The Food Planning Supper Club — an informal organization comprised of students and alumni from CRP, nutritional sciences, landscape architecture, and developmental sociology — coordinated a trip to New York City in October to meet with food systems experts to discuss the complex issues surrounding, and the best practices for, food planning on a local, regional, and global level. The club plans to continue their efforts to better understand the issues as they strive to create more equitable food systems for needing communities.
During fall break CRP professors Michael Tomlan and Jeff Chusid accompanied 13 historic preservation and planning students to the annual meeting of the National Trust for Historic Preservation in Nashville. Sustainability was the theme of this year’s conference. In addition to attending educational sessions, the HPP students manned the booth for the National Council for Preservation Education and spent time visiting the city’s historic sites. A stop was made on the trip down in Charlottesville, to tour Monticello and the University of Virginia.
September 2009
Joseph Rukus (M.R.P ’09) and Lynda Laughlin of the U.S. Census Bureau, presented a poster entitled, “Who Minds the Kids in the Summer?”, a look at child care arrangements during the summer of 2006, at the Population Association of America Conference on April 30, 2009. View presentation data
Andrew Rumbach (M.R.P. ‘08 ), Ph.D. candidate, was awarded a Fulbright scholarship for studying flood vulnerability in Kolkata, India for the 2009–10 academic year, and received a PERIship National Award for research in hazards, risks, and disasters, to support his dissertation research. He was also awarded the U.S. State Department’s Critical Language Scholarship for the summer of 2009, and studied Hindi in Jaipur, India. Rumbach lectured at the School for Visual Arts in April 2009 on the role of design and design criticism in mitigating the impact of urban disasters, as well as presented a paper at the International Disaster and Risk Conference in Davos, Switzerland during the summer of 2008. Andrew Rumbach’s student profile
Vladimir Micic (M.R.P ’10) was awarded the Reese Miller International Exchange Scholarship, which allows him to spend the 2009–10 academic year at Central European University in Budapest, Hungary. In addition, he received the International Research Travel Grant administered through Cornell University’s Mario Einaudi Center for International Studies.

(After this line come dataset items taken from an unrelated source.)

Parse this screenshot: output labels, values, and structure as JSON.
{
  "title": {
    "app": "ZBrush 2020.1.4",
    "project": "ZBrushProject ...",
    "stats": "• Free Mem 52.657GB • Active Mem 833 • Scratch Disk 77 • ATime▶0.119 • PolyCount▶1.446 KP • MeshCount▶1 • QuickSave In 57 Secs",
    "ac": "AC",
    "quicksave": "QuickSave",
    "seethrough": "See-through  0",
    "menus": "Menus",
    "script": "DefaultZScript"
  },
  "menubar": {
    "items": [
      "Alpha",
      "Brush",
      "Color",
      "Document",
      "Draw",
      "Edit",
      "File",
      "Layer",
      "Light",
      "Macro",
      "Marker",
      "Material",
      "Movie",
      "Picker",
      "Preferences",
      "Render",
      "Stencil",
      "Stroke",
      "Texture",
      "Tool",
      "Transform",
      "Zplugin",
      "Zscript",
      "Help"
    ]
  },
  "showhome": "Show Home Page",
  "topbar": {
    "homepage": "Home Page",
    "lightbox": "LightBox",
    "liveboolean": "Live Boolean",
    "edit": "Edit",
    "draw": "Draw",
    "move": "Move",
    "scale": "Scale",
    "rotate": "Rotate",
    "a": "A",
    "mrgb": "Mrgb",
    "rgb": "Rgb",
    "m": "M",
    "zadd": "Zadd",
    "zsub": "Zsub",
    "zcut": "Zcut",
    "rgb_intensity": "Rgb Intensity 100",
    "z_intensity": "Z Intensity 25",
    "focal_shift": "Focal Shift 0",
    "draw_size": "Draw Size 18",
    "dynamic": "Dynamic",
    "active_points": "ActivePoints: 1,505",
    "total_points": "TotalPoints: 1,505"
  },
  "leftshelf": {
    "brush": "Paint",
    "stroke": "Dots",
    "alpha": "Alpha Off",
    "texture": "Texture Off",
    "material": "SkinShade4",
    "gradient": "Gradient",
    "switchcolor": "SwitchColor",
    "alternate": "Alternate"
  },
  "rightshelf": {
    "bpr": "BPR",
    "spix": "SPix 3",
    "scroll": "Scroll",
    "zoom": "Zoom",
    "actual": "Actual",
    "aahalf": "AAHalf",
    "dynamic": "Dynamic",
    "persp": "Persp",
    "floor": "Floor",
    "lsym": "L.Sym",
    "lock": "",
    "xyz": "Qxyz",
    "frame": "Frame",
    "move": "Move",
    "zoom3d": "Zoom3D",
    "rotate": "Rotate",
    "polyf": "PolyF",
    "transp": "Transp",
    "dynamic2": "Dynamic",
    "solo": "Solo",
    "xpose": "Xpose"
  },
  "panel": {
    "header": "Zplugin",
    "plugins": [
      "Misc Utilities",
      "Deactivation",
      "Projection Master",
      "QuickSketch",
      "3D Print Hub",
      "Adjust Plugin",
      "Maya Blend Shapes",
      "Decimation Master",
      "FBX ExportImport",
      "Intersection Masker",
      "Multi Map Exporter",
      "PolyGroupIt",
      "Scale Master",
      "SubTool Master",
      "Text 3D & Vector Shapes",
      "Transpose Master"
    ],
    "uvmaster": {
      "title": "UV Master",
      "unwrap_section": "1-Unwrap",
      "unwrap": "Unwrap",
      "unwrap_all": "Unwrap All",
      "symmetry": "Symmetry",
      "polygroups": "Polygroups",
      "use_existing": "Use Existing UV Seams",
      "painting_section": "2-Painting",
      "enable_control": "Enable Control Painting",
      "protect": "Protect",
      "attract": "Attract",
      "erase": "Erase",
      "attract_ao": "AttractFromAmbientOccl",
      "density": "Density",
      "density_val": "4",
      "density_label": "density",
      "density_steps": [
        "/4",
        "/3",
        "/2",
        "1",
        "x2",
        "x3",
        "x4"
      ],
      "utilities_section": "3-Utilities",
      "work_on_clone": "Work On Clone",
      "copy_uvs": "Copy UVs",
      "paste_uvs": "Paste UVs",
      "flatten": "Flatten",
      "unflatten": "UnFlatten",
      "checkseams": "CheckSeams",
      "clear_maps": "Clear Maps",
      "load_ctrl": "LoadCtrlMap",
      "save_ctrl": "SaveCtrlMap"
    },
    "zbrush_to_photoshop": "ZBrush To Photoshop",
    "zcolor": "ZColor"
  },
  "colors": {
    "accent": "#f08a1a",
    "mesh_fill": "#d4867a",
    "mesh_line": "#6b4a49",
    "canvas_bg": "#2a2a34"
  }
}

Grant Johnson (M.A. HPP ’09) presented his ongoing research and poster, “Christ Church & Manlius Village Cemeteries: Varied Management of a National Register Landscape in Onondaga County, New York”, at the 2009 meeting of the Alliance for Historic Landscape Preservation in St. Louis, Missouri, from May 28–30, 2009. Read article
Joshua Kirschner (Ph.D. candidate) published an article entitled, “An Analysis of Three Labor Unions’ Outreach to Brazilian Immigrant Workers in Boston”, in WorkingUSA: The Journal of Labor and Society in 2008. Read article Kirschner also submitted an article, “Migrants and Citizens: Hygiene Panic and Urban Space in Santa Cruz,” to be published in Bret Gustafson and Nicole Fabricant’s book, Remapping Bolivia: Territory, Rights, and Resources in a Plurinational State.
Abdulrazack Karriem (Ph.D. CRP ’08), currently a post-doc at the Cornell in Washington Program, published his article, “The Rise and Transformation of the Brazilian Landless Movement into a Counter-hegemonic Political Actor: A Gramscian Analysis” in Geoforum. In addition, his chapter titled, “The Brazilian Landless Movement: Mobilization for Transformative Politics,” will be forthcoming in Yildiz Atasoy’s edited work, Hegemonic Transitions: The State and Crisis in Neoliberal Capitalism.